After losing the toss and being sent in, openers Paul Stirling and Kevin O'Brien looked to hit out early on what was a harder batting wicket than on Friday. After hitting two boundaries, O'Brien (14) fell to a diving catch at mid-wicket by Ashfaq Ahmed, bringing the in-form Andrew Balbirnie to the crease.

READ MORE

Stirling and Balbirnie looked to back up their 86-run stand against Hong Kong, however on this occasion they could only muster 29 between them. Balbirnie was again looking confident until he fell to a neat catch for 11. Two further wickets fell as the batting became difficult in no small part thanks to tight spin bowling deployed by the home side, and suddenly Ireland was precariously poised at 68 for four.

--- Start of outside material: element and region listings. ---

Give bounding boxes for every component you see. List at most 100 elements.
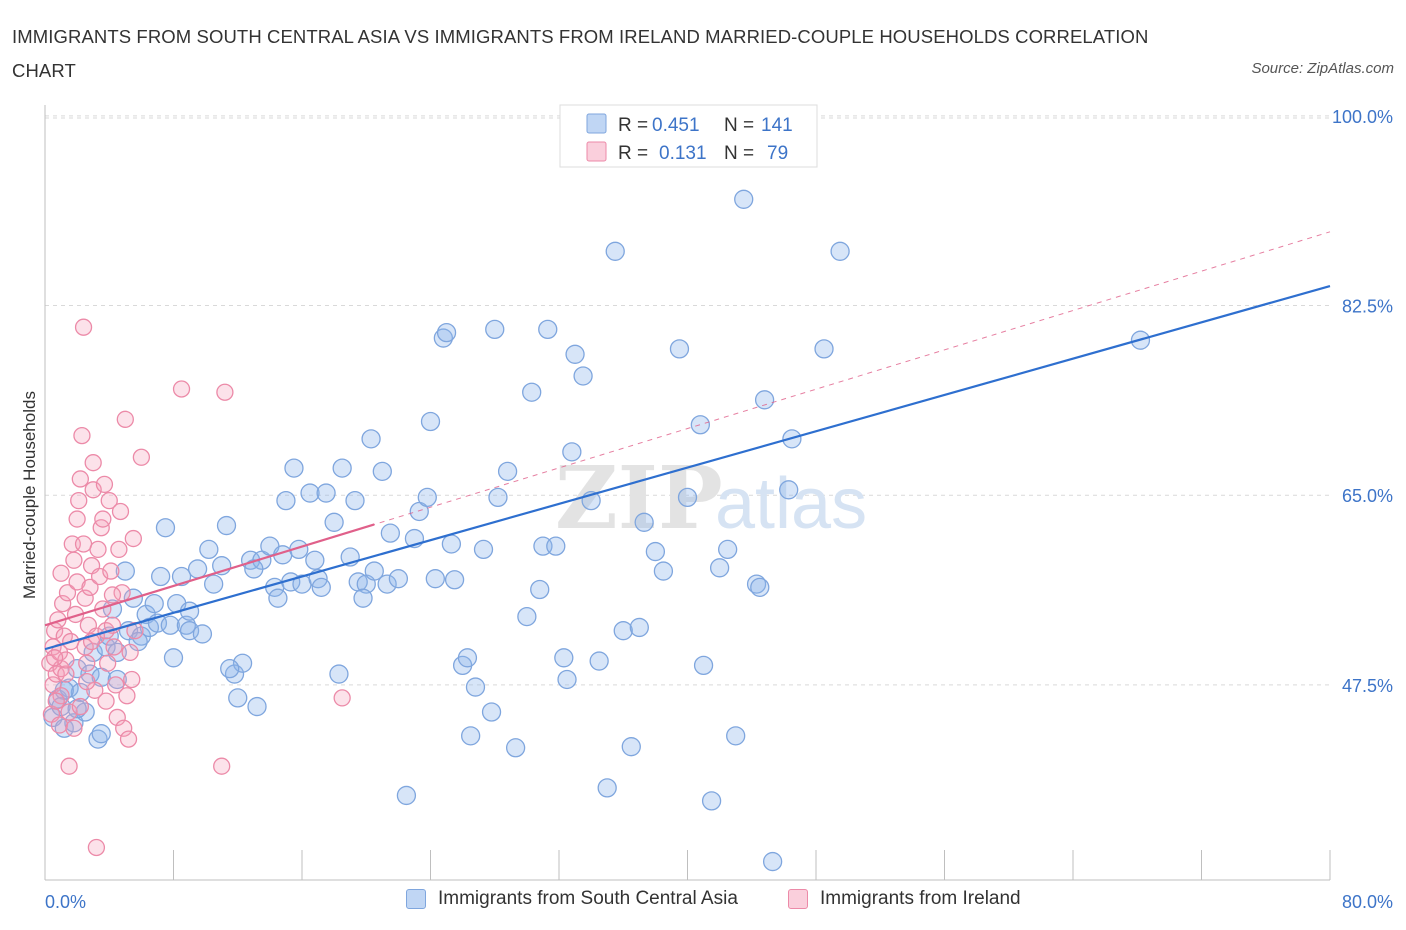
point-ireland <box>58 584 77 602</box>
point-south-central-asia <box>597 778 617 798</box>
point-south-central-asia <box>176 615 197 635</box>
y-tick-labels: 47.5% 65.0% 82.5% 100.0% <box>1332 107 1393 696</box>
point-south-central-asia <box>605 241 625 261</box>
point-south-central-asia <box>814 339 834 359</box>
point-ireland <box>92 519 110 537</box>
point-south-central-asia <box>701 791 722 811</box>
point-ireland <box>81 578 99 596</box>
point-south-central-asia <box>163 648 184 668</box>
point-ireland <box>110 540 128 559</box>
point-south-central-asia <box>750 577 770 597</box>
legend-item-ireland[interactable]: Immigrants from Ireland <box>788 888 1021 910</box>
point-south-central-asia <box>91 724 111 744</box>
point-south-central-asia <box>497 461 518 482</box>
point-ireland <box>132 448 151 466</box>
point-south-central-asia <box>396 785 417 806</box>
point-ireland <box>98 654 117 672</box>
point-ireland <box>68 510 86 528</box>
point-ireland <box>100 491 118 510</box>
point-ireland <box>52 564 70 582</box>
point-south-central-asia <box>693 655 714 676</box>
point-ireland <box>124 529 142 548</box>
point-south-central-asia <box>204 574 224 594</box>
point-ireland <box>68 573 86 591</box>
point-ireland <box>119 730 138 748</box>
point-ireland <box>78 654 96 672</box>
point-ireland <box>97 692 115 710</box>
point-ireland <box>107 676 125 694</box>
point-south-central-asia <box>645 541 666 562</box>
point-ireland <box>47 692 65 710</box>
point-south-central-asia <box>762 851 783 872</box>
legend-r-label-2: R = <box>618 143 653 164</box>
point-south-central-asia <box>589 651 609 671</box>
point-south-central-asia <box>155 518 176 538</box>
point-south-central-asia <box>517 606 537 627</box>
axis-layer <box>44 105 1331 881</box>
point-south-central-asia <box>300 483 320 503</box>
legend-r-label-1: R = <box>618 115 653 136</box>
series-legend: Immigrants from South Central Asia Immig… <box>0 888 1406 916</box>
legend-swatch-pink-icon <box>788 889 808 909</box>
point-ireland <box>115 719 133 737</box>
point-south-central-asia <box>690 415 710 435</box>
point-south-central-asia <box>653 561 674 581</box>
point-ireland <box>105 638 123 656</box>
trend-lines <box>44 231 1331 651</box>
legend-item-south-central-asia[interactable]: Immigrants from South Central Asia <box>406 888 738 910</box>
point-south-central-asia <box>481 702 502 722</box>
point-ireland <box>52 687 70 705</box>
point-ireland <box>89 540 107 559</box>
point-south-central-asia <box>709 558 730 578</box>
point-south-central-asia <box>311 577 331 597</box>
point-ireland <box>45 649 64 667</box>
point-ireland <box>121 643 139 662</box>
point-south-central-asia <box>485 319 505 340</box>
point-south-central-asia <box>444 570 465 590</box>
point-south-central-asia <box>465 677 486 697</box>
point-ireland <box>73 426 91 445</box>
point-south-central-asia <box>522 382 542 402</box>
point-south-central-asia <box>324 512 344 532</box>
point-south-central-asia <box>621 737 641 757</box>
point-south-central-asia <box>573 366 593 386</box>
point-south-central-asia <box>634 512 654 532</box>
point-south-central-asia <box>554 648 574 668</box>
point-south-central-asia <box>345 490 365 511</box>
point-south-central-asia <box>433 328 454 348</box>
point-ireland <box>333 689 351 707</box>
legend-n-value-1: 141 <box>761 115 793 136</box>
point-ireland <box>118 687 136 705</box>
point-south-central-asia <box>70 682 90 703</box>
chart-title: IMMIGRANTS FROM SOUTH CENTRAL ASIA VS IM… <box>12 26 1149 81</box>
point-south-central-asia <box>538 319 558 340</box>
point-south-central-asia <box>372 461 392 482</box>
point-south-central-asia <box>377 574 397 594</box>
point-south-central-asia <box>228 688 248 708</box>
point-ireland <box>71 470 89 488</box>
legend-r-value-1: 0.451 <box>652 115 700 136</box>
legend-r-value-2: 0.131 <box>659 143 707 164</box>
point-south-central-asia <box>417 487 437 508</box>
legend-label-ireland: Immigrants from Ireland <box>820 888 1021 909</box>
point-south-central-asia <box>220 658 240 679</box>
trend-line-south-central-asia <box>44 284 1331 651</box>
point-south-central-asia <box>779 480 799 500</box>
point-south-central-asia <box>199 539 219 560</box>
point-south-central-asia <box>364 561 384 581</box>
stats-legend: R = 0.451 N = 141 R = 0.131 N = 79 <box>559 104 818 168</box>
point-south-central-asia <box>546 536 566 556</box>
point-south-central-asia <box>754 390 775 410</box>
point-south-central-asia <box>388 569 409 589</box>
point-south-central-asia <box>565 344 585 364</box>
point-south-central-asia <box>530 579 550 600</box>
point-ireland <box>70 491 88 510</box>
point-ireland <box>65 719 83 737</box>
y-axis-label: Married-couple Households <box>20 391 39 599</box>
point-ireland <box>52 659 70 678</box>
point-south-central-asia <box>669 339 690 359</box>
point-south-central-asia <box>746 574 767 594</box>
point-ireland <box>71 697 89 716</box>
point-south-central-asia <box>613 621 633 641</box>
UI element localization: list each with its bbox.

Stirling needed a partner to stay with him, and Mark Adair seemed the man. The pair put on a patient 52-run stand, which was more a partnership of turning the strike over than striking boundaries.

Stirling brought up his 15th career half-century off 47 balls, and was looking to bat the innings out. However, after getting to 72 from 58 balls, Stirling was called through by Adair for a tight second run and was caught just short.

Stirling’s dismissal was the beginning of an end-of-innings collapse that saw an incredible six wickets fall in the last 9 balls, with Ireland finishing all out for 125.

In response, the UAE made run-scoring look easy, blasting 32 runs from the first two overs. Mustafa was the early destroyer, until his stay was cut short, beaten for pace by David Delany and has his stumps rattled.

The run-rate continued to tick over at nine runs an over, with Ireland's captain Gary Wilson rotating his bowlers to try make the breakthrough. Boyd Rankin slanted one across the left-handed Mohammad Usman (29) and had him caught behind, and Harry Tector created two late run outs through great fielding at point in the latter overs, but in the end the Irish total proved too low to defend and the UAE ran out winners by five wickets.

After the game Wilson said: “We felt batting was difficult. Paul [Stirling] is one of the best ball strikers in world cricket and he was telling us it was difficult going. But obviously when Rohan [Mustafa] comes out and plays like that it kills the game. I thought we bowled relatively well after that, but as I said, I thought he killed the game by getting UAE off to a great start.

“I thought the UAE bowled very well, they knew the conditions well, which certainly helped them, but hopefully we’ll come back strong in a couple of days against Oman [on Monday]. Of course there are areas of our game that need to be better, but credit must go firstly to the UAE boys for the way they played.”

SCORES
Ireland 125
(20 ovs) (P Stirling 72; R Mustafa 4-18),UAE 129-5 (17 ov) (R Mustafa 39; M Adair 1-21). UAE won by 5 wickets.